Мои корни в Литве, на кладбищах деревушек Бяржиняй и Мялайшяй Биржайского района. Неподалеку рос и я сам, в речке Апащя ловил плотву и раков, только никак не мог научиться плавать. Но однажды мой сосед Юозас Лукше, желая помочь, бросил меня в омут около усадьбы Тункунаса, и я, нахлебавшись воды, выкарабкался. Этот случай стал эталоном всей дальнейшей моей жизни.

Взрослые вокруг меня трудились, пели, плакали, и, в жерновах смен политических систем стерев оболочку цивилизации, в более спокойные времена покрывающую инстинкты, убивали друг друга и умирали сами. Отражения событий этих послевоенных лет и другие блуждающие огоньки прошлого периодически встают у меня перед глазами. Некоторые из них решился показать и любезному русскому читателю. Если они у него вызовут какие-нибудь эмоции, не так важно – положительные или отрицательные, буду польщен.

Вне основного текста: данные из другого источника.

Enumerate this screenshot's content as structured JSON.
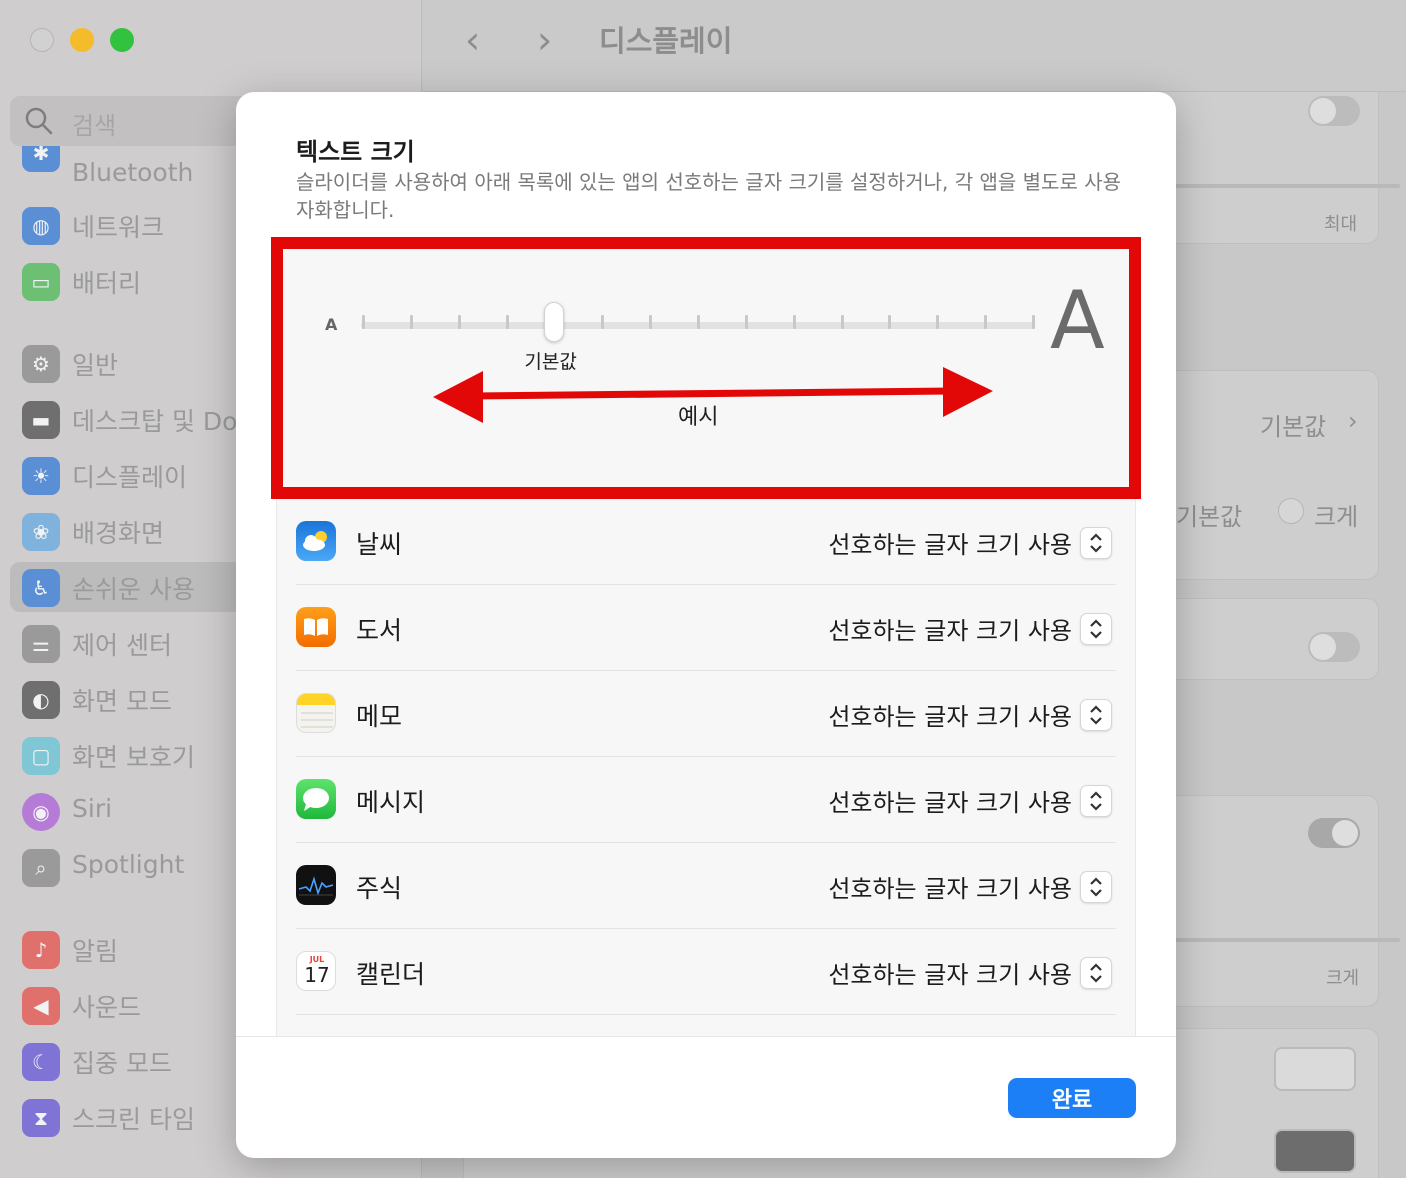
{
  "window": {
    "page_title": "디스플레이"
  },
  "sidebar": {
    "search_placeholder": "검색",
    "items": [
      {
        "label": "Bluetooth",
        "icon": "bluetooth-icon",
        "color": "#5a8fd6"
      },
      {
        "label": "네트워크",
        "icon": "globe-icon",
        "color": "#5a8fd6"
      },
      {
        "label": "배터리",
        "icon": "battery-icon",
        "color": "#6cbf73"
      },
      {
        "label": "일반",
        "icon": "gear-icon",
        "color": "#9a9a9a"
      },
      {
        "label": "데스크탑 및 Dock",
        "icon": "dock-icon",
        "color": "#6f6f6f"
      },
      {
        "label": "디스플레이",
        "icon": "sun-icon",
        "color": "#5a8fd6"
      },
      {
        "label": "배경화면",
        "icon": "flower-icon",
        "color": "#7fb2dc"
      },
      {
        "label": "손쉬운 사용",
        "icon": "accessibility-icon",
        "color": "#5a8fd6"
      },
      {
        "label": "제어 센터",
        "icon": "switches-icon",
        "color": "#9a9a9a"
      },
      {
        "label": "화면 모드",
        "icon": "appearance-icon",
        "color": "#6f6f6f"
      },
      {
        "label": "화면 보호기",
        "icon": "screensaver-icon",
        "color": "#80c7d6"
      },
      {
        "label": "Siri",
        "icon": "siri-icon",
        "color": "#b57bd6"
      },
      {
        "label": "Spotlight",
        "icon": "magnifier-icon",
        "color": "#9a9a9a"
      },
      {
        "label": "알림",
        "icon": "bell-icon",
        "color": "#e0706b"
      },
      {
        "label": "사운드",
        "icon": "speaker-icon",
        "color": "#e0706b"
      },
      {
        "label": "집중 모드",
        "icon": "moon-icon",
        "color": "#7f74d6"
      },
      {
        "label": "스크린 타임",
        "icon": "hourglass-icon",
        "color": "#7f74d6"
      }
    ]
  },
  "background_main": {
    "max_label": "최대",
    "default_row_value": "기본값",
    "radio_default": "기본값",
    "radio_large": "크게",
    "large_label": "크게"
  },
  "modal": {
    "title": "텍스트 크기",
    "description": "슬라이더를 사용하여 아래 목록에 있는 앱의 선호하는 글자 크기를 설정하거나, 각 앱을 별도로 사용자화합니다.",
    "slider": {
      "small_label": "A",
      "large_label": "A",
      "default_label": "기본값",
      "example_label": "예시",
      "tick_count": 15,
      "selected_step": 4
    },
    "apps": [
      {
        "name": "날씨",
        "value": "선호하는 글자 크기 사용",
        "icon": "weather-icon"
      },
      {
        "name": "도서",
        "value": "선호하는 글자 크기 사용",
        "icon": "books-icon"
      },
      {
        "name": "메모",
        "value": "선호하는 글자 크기 사용",
        "icon": "notes-icon"
      },
      {
        "name": "메시지",
        "value": "선호하는 글자 크기 사용",
        "icon": "messages-icon"
      },
      {
        "name": "주식",
        "value": "선호하는 글자 크기 사용",
        "icon": "stocks-icon"
      },
      {
        "name": "캘린더",
        "value": "선호하는 글자 크기 사용",
        "icon": "calendar-icon",
        "calendar_month": "JUL",
        "calendar_day": "17"
      }
    ],
    "done_label": "완료"
  },
  "colors": {
    "accent": "#1c7ff6",
    "annotation_red": "#e20808"
  }
}
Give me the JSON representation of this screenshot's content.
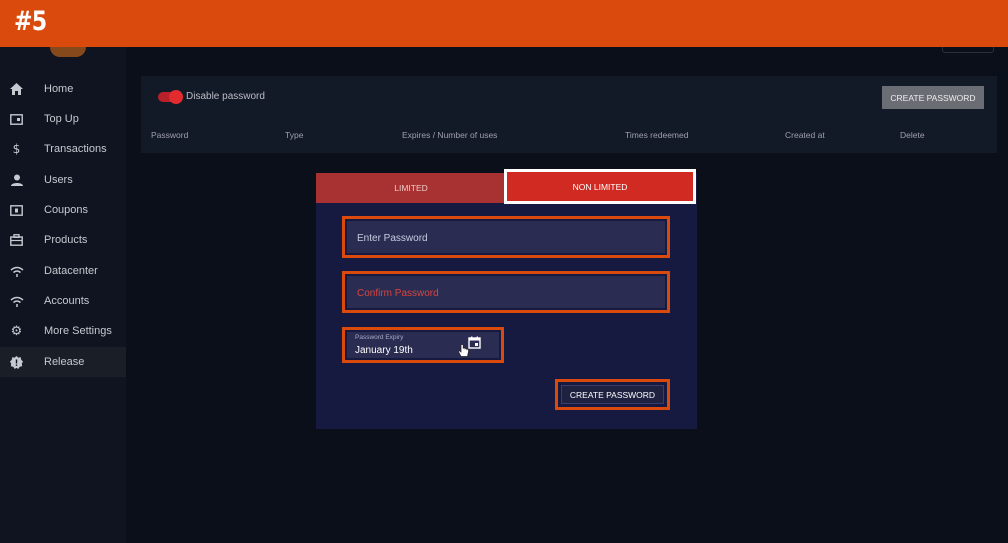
{
  "banner": {
    "label": "#5"
  },
  "sidebar": {
    "items": [
      {
        "label": "Home",
        "icon": "home-icon"
      },
      {
        "label": "Top Up",
        "icon": "wallet-icon"
      },
      {
        "label": "Transactions",
        "icon": "dollar-icon"
      },
      {
        "label": "Users",
        "icon": "user-icon"
      },
      {
        "label": "Coupons",
        "icon": "coupon-icon"
      },
      {
        "label": "Products",
        "icon": "briefcase-icon"
      },
      {
        "label": "Datacenter",
        "icon": "wifi-icon"
      },
      {
        "label": "Accounts",
        "icon": "wifi-icon"
      },
      {
        "label": "More Settings",
        "icon": "gear-icon"
      },
      {
        "label": "Release",
        "icon": "badge-icon"
      }
    ],
    "active": "Release"
  },
  "passwords": {
    "toggle_label": "Disable password",
    "toggle_on": true,
    "create_button": "CREATE PASSWORD",
    "columns": [
      "Password",
      "Type",
      "Expires / Number of uses",
      "Times redeemed",
      "Created at",
      "Delete"
    ]
  },
  "modal": {
    "tabs": [
      {
        "label": "LIMITED",
        "selected": false
      },
      {
        "label": "NON LIMITED",
        "selected": true
      }
    ],
    "password_placeholder": "Enter Password",
    "confirm_placeholder": "Confirm Password",
    "expiry_label": "Password Expiry",
    "expiry_value": "January 19th",
    "submit_label": "CREATE PASSWORD"
  },
  "colors": {
    "banner": "#d94a0c",
    "highlight": "#d94a0c",
    "accent_red": "#d02a22",
    "modal_bg": "#161a40",
    "field_bg": "#2a2c52"
  }
}
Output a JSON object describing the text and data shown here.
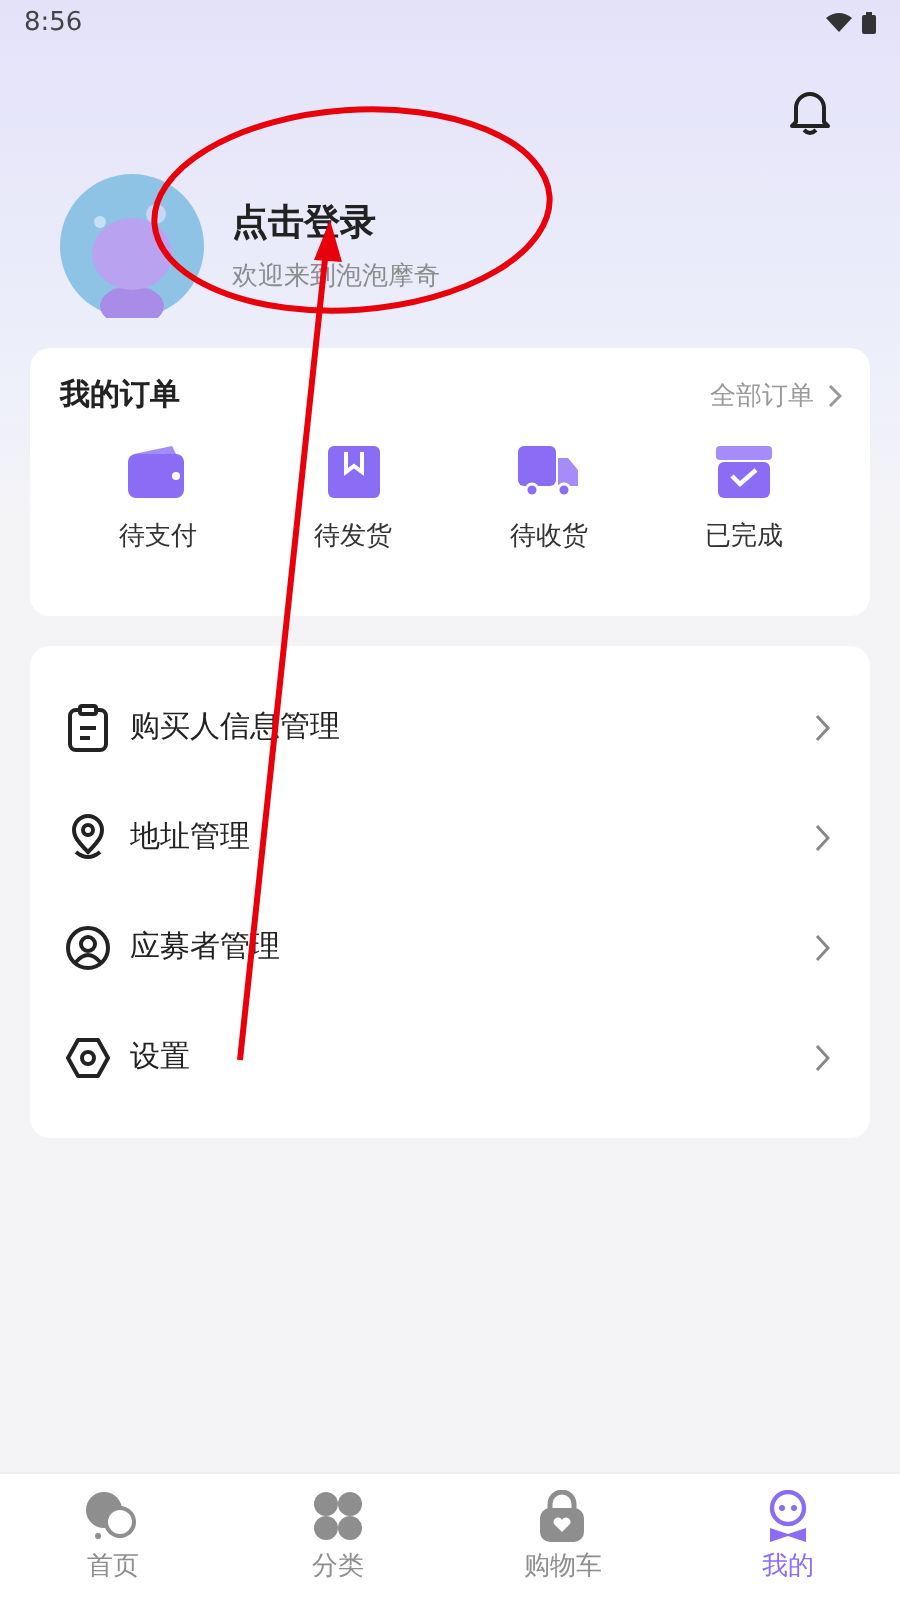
{
  "status_bar": {
    "time": "8:56"
  },
  "profile": {
    "title": "点击登录",
    "subtitle": "欢迎来到泡泡摩奇"
  },
  "orders": {
    "title": "我的订单",
    "all_link": "全部订单",
    "items": [
      {
        "label": "待支付",
        "kind": "wallet"
      },
      {
        "label": "待发货",
        "kind": "package"
      },
      {
        "label": "待收货",
        "kind": "truck"
      },
      {
        "label": "已完成",
        "kind": "box"
      }
    ]
  },
  "menu": [
    {
      "label": "购买人信息管理",
      "kind": "clipboard"
    },
    {
      "label": "地址管理",
      "kind": "pin"
    },
    {
      "label": "应募者管理",
      "kind": "person"
    },
    {
      "label": "设置",
      "kind": "settings"
    }
  ],
  "tab_bar": [
    {
      "label": "首页",
      "kind": "home",
      "selected": false
    },
    {
      "label": "分类",
      "kind": "category",
      "selected": false
    },
    {
      "label": "购物车",
      "kind": "cart",
      "selected": false
    },
    {
      "label": "我的",
      "kind": "me",
      "selected": true
    }
  ]
}
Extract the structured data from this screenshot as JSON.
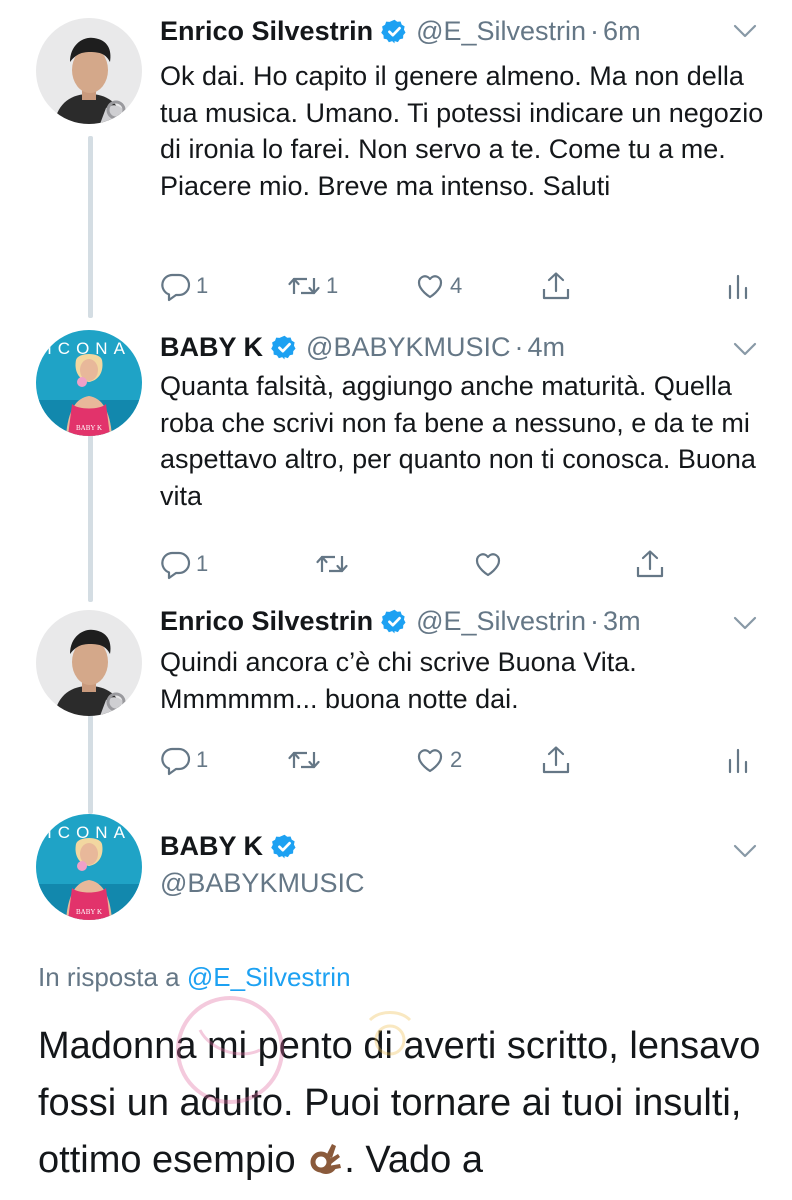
{
  "tweets": [
    {
      "name": "Enrico Silvestrin",
      "handle": "@E_Silvestrin",
      "separator": "·",
      "time": "6m",
      "text": "Ok dai. Ho capito il genere almeno. Ma non della tua musica. Umano. Ti potessi indicare un negozio di ironia lo farei. Non servo a te. Come tu a me. Piacere mio. Breve ma intenso. Saluti",
      "replies": "1",
      "retweets": "1",
      "likes": "4"
    },
    {
      "name": "BABY K",
      "handle": "@BABYKMUSIC",
      "separator": "·",
      "time": "4m",
      "text": "Quanta falsità, aggiungo anche maturità. Quella roba che scrivi non fa bene a nessuno, e da te mi aspettavo altro, per quanto non ti conosca. Buona vita",
      "replies": "1",
      "retweets": "",
      "likes": ""
    },
    {
      "name": "Enrico Silvestrin",
      "handle": "@E_Silvestrin",
      "separator": "·",
      "time": "3m",
      "text": "Quindi ancora c’è chi scrive Buona Vita. Mmmmmm... buona notte dai.",
      "replies": "1",
      "retweets": "",
      "likes": "2"
    }
  ],
  "detail": {
    "name": "BABY K",
    "handle": "@BABYKMUSIC",
    "reply_prefix": "In risposta a",
    "reply_mention": "@E_Silvestrin",
    "text_part1": "Madonna mi pento di averti scritto, lensavo fossi un adulto. Puoi tornare ai tuoi insulti, ottimo esempio",
    "text_part2": ". Vado a",
    "emoji": "ok-hand-emoji"
  },
  "avatar_text": {
    "baby_k_album": "ICONA",
    "baby_k_small": "BABY K"
  },
  "icons": [
    "verified-badge-icon",
    "chevron-down-icon",
    "reply-icon",
    "retweet-icon",
    "like-icon",
    "share-icon",
    "analytics-icon"
  ],
  "colors": {
    "text": "#14171a",
    "secondary": "#657786",
    "verified": "#1da1f2",
    "link": "#1da1f2",
    "thread_line": "#d4dde3"
  }
}
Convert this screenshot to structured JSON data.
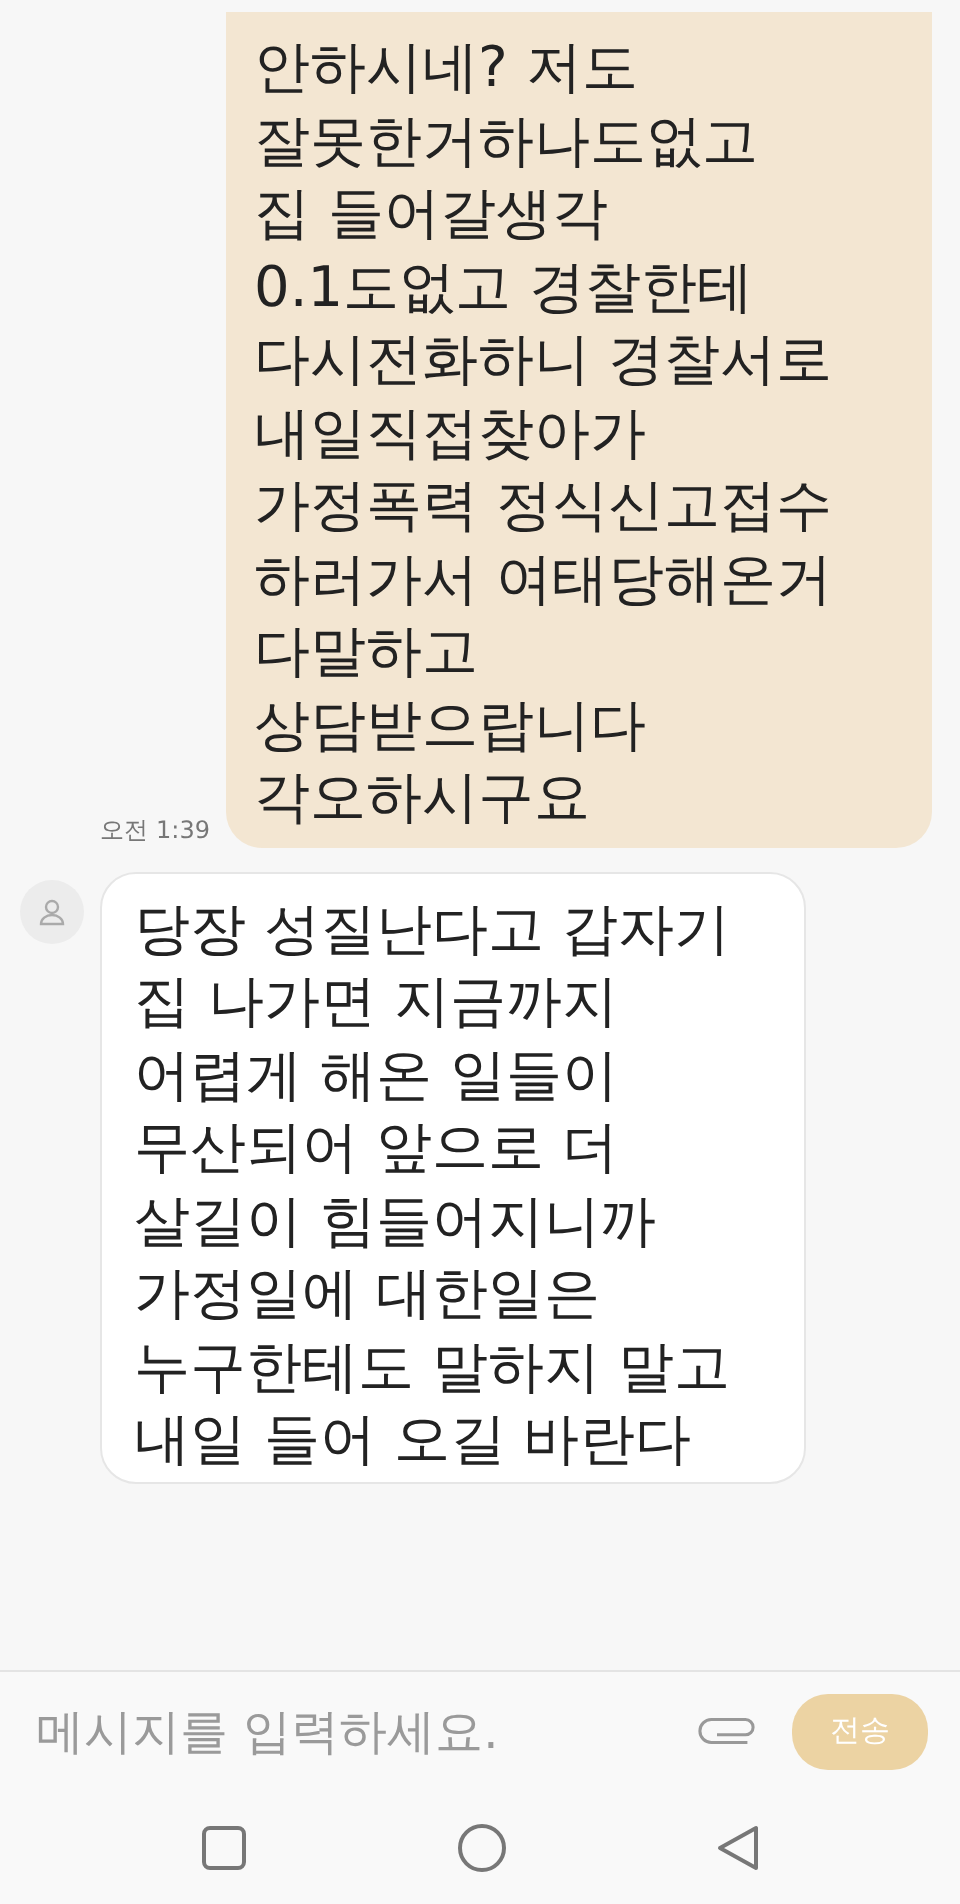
{
  "messages": [
    {
      "kind": "sent",
      "text": "안하시네? 저도\n잘못한거하나도없고\n집 들어갈생각\n0.1도없고 경찰한테\n다시전화하니 경찰서로\n내일직접찾아가\n가정폭력 정식신고접수\n하러가서 여태당해온거\n다말하고\n상담받으랍니다\n각오하시구요",
      "time": "오전 1:39"
    },
    {
      "kind": "received",
      "text": "당장 성질난다고 갑자기\n집 나가면 지금까지\n어렵게 해온 일들이\n무산되어 앞으로 더\n살길이 힘들어지니까\n가정일에 대한일은\n누구한테도 말하지 말고\n내일 들어 오길 바란다"
    }
  ],
  "composer": {
    "placeholder": "메시지를 입력하세요.",
    "send": "전송"
  }
}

Предложенные тексты – почти половина из книжки “Kirminas” (“Червь”), изданной в 1991 г. Другая половина разонравилась самому.

Прошу прощения у глубокоуважаемого мною Федерико Феллини, что, не согласовав с ним, его название приспособил и к своим эскизам. Сам подходящего не придумал.

Автор

Ливерпуль

Когда в нагих ветвях кленов начинают выть осенние ветры, моей бабушке становится тревожно. Она знает – скоро пойдет дождь, стекая с камня, вода просочится сквозь землю и доберется до ее головы. Это ей напомнит избушку с соломенной крышей, эта крыша давно нештопана и, как только начинается дождь, крупные бурые капли, похожие на клопов, сперва появляются на газетах, которыми обклеян потолок, потом, тоже как клопы, внезапно падают вниз на ее деревянную, накрытую полотнищем, кровать, а позже – со стуком на земляной пол у печки и, наконец, начинают литься струей. Тогда моя бабушка хватает корыто, тазы, ведра и ставит туда, где капает или еще будет капать вода.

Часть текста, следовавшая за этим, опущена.